La croissance indienne a dépassé les 9% au 3ème trimestre, en rythme annuel. Jusqu'où peut aller l'économie du pays ? Décryptage avec Jean-Joseph Boillot, auteur de L'Economie de l'Inde, paru aux éditions La Découverte début 2006.
L'Inde passe la vitesse supérieure. L'autre géant asiatique a affiché une croissance bien meilleure que prévu au troisième trimestre : 9,2% en rythme annuel, un taux qui la rapproche des performances stratosphériques de la Chine. Et ce n'est pas près de s'arrêter. « On est dans la phase ascendante d'un cycle qui a commencé en 2001, explique Jean-Joseph Boillot, ancien Conseiller financier à l'ambassade de France à New-delhi. Puis la consommation a été relayée par l'investissement, pour l'essentiel des entreprises indiennes et non des entreprises étrangères ». Et de fait, celles-ci dégagent, trimestre après trimestre, des profits toujours plus élevés, notamment dans le secteur industriel qui tire désormais l'ensemble de l'économie, et dans celui des services. Signe des temps, les groupes indiens n'hésitent plus à s'élancer hors de leurs frontières pour avaler des concurrents occidentaux et acquérir des savoir-faire, à l'image du sidérurgiste Tata Steel, qui lorgne le britannique Corus. Au cours des neuf premiers mois de cette année, les acquisitions de sociétés étrangères ont ainsi dépassé les 7 milliards de dollars. Sur l'ensemble de 2005, elles s'étaient montées à 4,5 milliards seulement.
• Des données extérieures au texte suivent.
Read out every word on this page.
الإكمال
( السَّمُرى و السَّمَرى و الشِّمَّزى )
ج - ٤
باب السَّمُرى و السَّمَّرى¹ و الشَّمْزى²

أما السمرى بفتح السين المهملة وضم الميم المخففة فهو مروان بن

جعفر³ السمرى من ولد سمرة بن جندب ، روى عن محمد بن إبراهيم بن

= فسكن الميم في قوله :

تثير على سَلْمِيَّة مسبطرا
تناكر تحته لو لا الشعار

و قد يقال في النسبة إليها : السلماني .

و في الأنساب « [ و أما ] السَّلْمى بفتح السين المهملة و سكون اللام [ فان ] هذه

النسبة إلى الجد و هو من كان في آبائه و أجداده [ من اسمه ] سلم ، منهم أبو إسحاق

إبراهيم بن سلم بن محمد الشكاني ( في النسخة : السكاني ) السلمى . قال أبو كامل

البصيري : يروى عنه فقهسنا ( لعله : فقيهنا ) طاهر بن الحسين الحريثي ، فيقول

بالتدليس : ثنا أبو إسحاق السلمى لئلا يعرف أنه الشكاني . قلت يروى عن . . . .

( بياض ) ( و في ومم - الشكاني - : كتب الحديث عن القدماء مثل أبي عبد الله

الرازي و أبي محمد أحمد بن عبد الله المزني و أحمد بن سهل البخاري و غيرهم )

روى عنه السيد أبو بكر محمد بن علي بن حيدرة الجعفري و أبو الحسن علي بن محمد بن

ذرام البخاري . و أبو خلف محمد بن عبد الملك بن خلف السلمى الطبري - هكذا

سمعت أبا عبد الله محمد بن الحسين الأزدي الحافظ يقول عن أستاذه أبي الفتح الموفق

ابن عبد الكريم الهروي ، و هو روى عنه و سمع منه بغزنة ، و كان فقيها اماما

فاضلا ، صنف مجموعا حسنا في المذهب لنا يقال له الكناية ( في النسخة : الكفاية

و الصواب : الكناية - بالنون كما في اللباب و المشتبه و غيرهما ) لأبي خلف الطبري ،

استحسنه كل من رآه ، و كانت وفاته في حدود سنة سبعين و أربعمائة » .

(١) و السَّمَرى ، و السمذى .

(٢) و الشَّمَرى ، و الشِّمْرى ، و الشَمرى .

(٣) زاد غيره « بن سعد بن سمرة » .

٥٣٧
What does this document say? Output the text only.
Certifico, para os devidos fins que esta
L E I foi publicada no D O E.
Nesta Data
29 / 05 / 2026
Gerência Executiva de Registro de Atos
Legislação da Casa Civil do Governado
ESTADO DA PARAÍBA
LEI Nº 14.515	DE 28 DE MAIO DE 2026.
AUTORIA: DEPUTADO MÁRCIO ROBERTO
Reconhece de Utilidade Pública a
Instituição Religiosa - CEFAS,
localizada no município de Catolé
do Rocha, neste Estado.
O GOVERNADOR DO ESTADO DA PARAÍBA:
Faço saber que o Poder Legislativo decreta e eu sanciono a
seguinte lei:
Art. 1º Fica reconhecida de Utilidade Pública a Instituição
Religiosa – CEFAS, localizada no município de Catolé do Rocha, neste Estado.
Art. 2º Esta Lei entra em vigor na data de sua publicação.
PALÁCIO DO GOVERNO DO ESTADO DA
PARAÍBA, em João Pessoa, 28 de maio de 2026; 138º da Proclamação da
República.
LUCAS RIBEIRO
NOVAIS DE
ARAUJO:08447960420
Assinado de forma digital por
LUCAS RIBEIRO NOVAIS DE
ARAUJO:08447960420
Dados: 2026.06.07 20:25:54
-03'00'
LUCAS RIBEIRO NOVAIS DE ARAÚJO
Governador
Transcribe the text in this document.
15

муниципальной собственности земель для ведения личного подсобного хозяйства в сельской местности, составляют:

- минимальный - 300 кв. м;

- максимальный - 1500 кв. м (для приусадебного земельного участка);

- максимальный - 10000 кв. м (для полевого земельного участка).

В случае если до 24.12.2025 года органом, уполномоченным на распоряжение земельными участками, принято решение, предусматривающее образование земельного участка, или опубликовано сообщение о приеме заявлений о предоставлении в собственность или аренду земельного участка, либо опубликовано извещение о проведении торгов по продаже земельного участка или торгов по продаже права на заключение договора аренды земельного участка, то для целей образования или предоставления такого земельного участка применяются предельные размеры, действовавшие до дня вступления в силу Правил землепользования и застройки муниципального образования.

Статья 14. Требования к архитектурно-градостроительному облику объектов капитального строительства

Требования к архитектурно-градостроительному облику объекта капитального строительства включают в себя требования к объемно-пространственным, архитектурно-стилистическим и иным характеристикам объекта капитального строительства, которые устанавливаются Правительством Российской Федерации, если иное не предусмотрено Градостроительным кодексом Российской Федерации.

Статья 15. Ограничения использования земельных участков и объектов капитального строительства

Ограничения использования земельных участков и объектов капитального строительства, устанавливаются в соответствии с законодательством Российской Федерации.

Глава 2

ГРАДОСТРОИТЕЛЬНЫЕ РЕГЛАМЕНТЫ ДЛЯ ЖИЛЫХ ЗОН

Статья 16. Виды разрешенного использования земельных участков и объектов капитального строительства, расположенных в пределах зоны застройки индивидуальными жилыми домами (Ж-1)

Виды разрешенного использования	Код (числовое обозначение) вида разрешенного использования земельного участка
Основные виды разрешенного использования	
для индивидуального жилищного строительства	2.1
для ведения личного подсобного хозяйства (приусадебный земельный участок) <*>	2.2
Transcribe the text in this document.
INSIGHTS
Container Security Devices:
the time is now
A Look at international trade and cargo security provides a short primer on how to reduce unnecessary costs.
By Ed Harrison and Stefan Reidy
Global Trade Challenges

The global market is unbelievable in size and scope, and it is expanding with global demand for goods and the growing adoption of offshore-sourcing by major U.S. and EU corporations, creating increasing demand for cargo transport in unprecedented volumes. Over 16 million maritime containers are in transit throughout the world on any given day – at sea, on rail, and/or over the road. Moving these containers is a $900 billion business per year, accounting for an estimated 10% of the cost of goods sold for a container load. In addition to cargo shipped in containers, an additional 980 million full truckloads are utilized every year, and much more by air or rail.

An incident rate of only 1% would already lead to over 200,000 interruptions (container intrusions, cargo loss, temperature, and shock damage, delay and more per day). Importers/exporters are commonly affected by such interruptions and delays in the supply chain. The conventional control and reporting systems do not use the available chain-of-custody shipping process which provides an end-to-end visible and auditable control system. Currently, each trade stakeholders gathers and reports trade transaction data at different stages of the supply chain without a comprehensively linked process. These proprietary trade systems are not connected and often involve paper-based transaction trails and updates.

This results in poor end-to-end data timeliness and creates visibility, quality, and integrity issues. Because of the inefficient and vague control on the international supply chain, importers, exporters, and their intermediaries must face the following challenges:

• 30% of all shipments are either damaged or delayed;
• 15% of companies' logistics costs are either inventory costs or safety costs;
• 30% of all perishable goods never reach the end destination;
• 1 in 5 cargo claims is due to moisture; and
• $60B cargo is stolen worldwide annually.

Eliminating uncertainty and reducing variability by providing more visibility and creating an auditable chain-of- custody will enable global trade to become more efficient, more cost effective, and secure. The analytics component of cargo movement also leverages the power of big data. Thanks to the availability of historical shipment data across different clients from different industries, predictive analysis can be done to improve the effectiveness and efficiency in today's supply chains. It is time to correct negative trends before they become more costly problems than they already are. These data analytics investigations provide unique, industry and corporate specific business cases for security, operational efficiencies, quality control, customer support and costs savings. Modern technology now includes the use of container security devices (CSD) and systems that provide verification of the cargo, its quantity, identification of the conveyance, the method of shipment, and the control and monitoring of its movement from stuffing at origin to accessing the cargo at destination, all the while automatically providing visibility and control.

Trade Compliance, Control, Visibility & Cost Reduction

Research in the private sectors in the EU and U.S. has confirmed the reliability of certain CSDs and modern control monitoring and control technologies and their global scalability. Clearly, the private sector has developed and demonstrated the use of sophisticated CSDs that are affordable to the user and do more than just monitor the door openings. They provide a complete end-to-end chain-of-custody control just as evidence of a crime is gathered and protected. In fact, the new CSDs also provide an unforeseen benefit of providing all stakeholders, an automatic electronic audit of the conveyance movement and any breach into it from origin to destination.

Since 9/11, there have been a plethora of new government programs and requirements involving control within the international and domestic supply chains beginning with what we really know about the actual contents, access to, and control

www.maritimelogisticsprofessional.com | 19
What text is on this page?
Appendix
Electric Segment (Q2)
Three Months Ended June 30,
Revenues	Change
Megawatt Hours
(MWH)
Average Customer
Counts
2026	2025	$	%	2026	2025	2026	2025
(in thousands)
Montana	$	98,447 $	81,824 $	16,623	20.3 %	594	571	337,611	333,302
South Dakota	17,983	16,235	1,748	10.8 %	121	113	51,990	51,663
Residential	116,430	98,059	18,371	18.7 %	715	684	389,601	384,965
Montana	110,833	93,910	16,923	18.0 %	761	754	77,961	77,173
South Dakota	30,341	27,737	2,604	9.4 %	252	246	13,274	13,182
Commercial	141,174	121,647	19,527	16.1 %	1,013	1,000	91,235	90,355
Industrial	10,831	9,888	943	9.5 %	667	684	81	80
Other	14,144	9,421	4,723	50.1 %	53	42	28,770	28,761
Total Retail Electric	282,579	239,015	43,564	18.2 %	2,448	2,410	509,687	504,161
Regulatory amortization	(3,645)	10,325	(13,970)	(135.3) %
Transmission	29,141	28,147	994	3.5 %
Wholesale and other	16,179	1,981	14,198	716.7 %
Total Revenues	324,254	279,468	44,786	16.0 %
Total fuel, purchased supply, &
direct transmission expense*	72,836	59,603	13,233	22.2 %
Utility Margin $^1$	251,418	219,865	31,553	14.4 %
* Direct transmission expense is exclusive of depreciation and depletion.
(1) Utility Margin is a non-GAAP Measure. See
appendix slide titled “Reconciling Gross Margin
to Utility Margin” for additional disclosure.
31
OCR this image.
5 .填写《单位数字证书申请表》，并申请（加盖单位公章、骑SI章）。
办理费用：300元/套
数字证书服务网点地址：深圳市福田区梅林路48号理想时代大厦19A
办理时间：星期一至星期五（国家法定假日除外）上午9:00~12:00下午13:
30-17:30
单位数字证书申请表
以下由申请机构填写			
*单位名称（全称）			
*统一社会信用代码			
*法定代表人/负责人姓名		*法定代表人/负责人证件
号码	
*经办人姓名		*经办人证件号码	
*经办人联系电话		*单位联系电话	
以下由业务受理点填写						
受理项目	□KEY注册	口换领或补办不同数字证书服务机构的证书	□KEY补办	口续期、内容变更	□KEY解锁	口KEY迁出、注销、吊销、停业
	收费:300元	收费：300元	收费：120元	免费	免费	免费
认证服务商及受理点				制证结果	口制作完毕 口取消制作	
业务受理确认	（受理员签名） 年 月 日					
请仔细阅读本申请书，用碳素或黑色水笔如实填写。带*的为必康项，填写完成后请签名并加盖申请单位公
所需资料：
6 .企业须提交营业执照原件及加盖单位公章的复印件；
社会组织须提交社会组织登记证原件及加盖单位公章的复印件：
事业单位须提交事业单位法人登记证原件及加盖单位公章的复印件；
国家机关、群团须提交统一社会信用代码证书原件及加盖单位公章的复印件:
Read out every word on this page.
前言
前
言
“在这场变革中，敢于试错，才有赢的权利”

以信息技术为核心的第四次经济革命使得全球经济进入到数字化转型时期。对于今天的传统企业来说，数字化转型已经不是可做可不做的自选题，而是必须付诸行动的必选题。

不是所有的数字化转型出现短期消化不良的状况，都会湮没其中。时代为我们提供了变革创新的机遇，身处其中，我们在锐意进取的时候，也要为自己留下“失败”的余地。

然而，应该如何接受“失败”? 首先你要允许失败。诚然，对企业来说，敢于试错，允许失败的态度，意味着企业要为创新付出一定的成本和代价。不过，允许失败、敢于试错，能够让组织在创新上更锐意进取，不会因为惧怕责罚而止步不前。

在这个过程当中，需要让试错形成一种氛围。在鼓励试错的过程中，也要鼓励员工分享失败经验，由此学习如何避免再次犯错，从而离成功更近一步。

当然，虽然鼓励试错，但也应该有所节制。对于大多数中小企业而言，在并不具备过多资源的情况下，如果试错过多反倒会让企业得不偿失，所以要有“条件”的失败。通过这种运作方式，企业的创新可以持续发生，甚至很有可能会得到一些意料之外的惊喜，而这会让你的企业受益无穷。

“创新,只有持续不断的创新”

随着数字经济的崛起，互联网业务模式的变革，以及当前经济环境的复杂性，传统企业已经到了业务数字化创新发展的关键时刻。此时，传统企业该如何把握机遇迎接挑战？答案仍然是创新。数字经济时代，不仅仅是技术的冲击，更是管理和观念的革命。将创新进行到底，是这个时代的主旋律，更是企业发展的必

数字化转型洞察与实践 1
L'éclatante santé de l'Inde pourrait-elle tourner au vertige et, comme la Chine, connaître un risque de surchauffe? En fait, l'inflation est attentivement surveillée par le gouvernement, même s'il ne s'inquiète pas vraiment. Il vient de se fixer un objectif très ambitieux de 10% de croissance par an d'ici 2011. Pas complètement irréaliste, selon Jean-Joseph Boillot, pour qui « la croissance de l'Inde est d'autant plus solide que c'est un pays qui marche sur ses deux jambes : un capitalisme vibrionnant, et un socialisme incarné par un Etat-Providence qui ne fonctionne pas trop mal, notamment à l'égard des paysans qui sont les oubliés du cycle. De plus, cette croissance est certes inégalitaire, mais pas aussi excluante qu'en Chine. Elle engendre une redistribution implicite : le boom du bâtiment donne du travail aux ruraux, les classes moyennes embauchent du personnel de maison, etc. ». Même si un tiers de la population indienne vit toujours avec 1 euro par jour et que les créations d'emploi peu qualifiés restent insuffisantes pour absorber la population des campagnes, le nombre de personnes capables de profiter de la société de consommation, avec un revenu supérieur à 600 euros par personne et par mois, progresse de près de 10% par an. « L'Inde n'est plus un "pays pauvre", c'est véritablement un pays émergent », résume Jean-Joseph Boillot.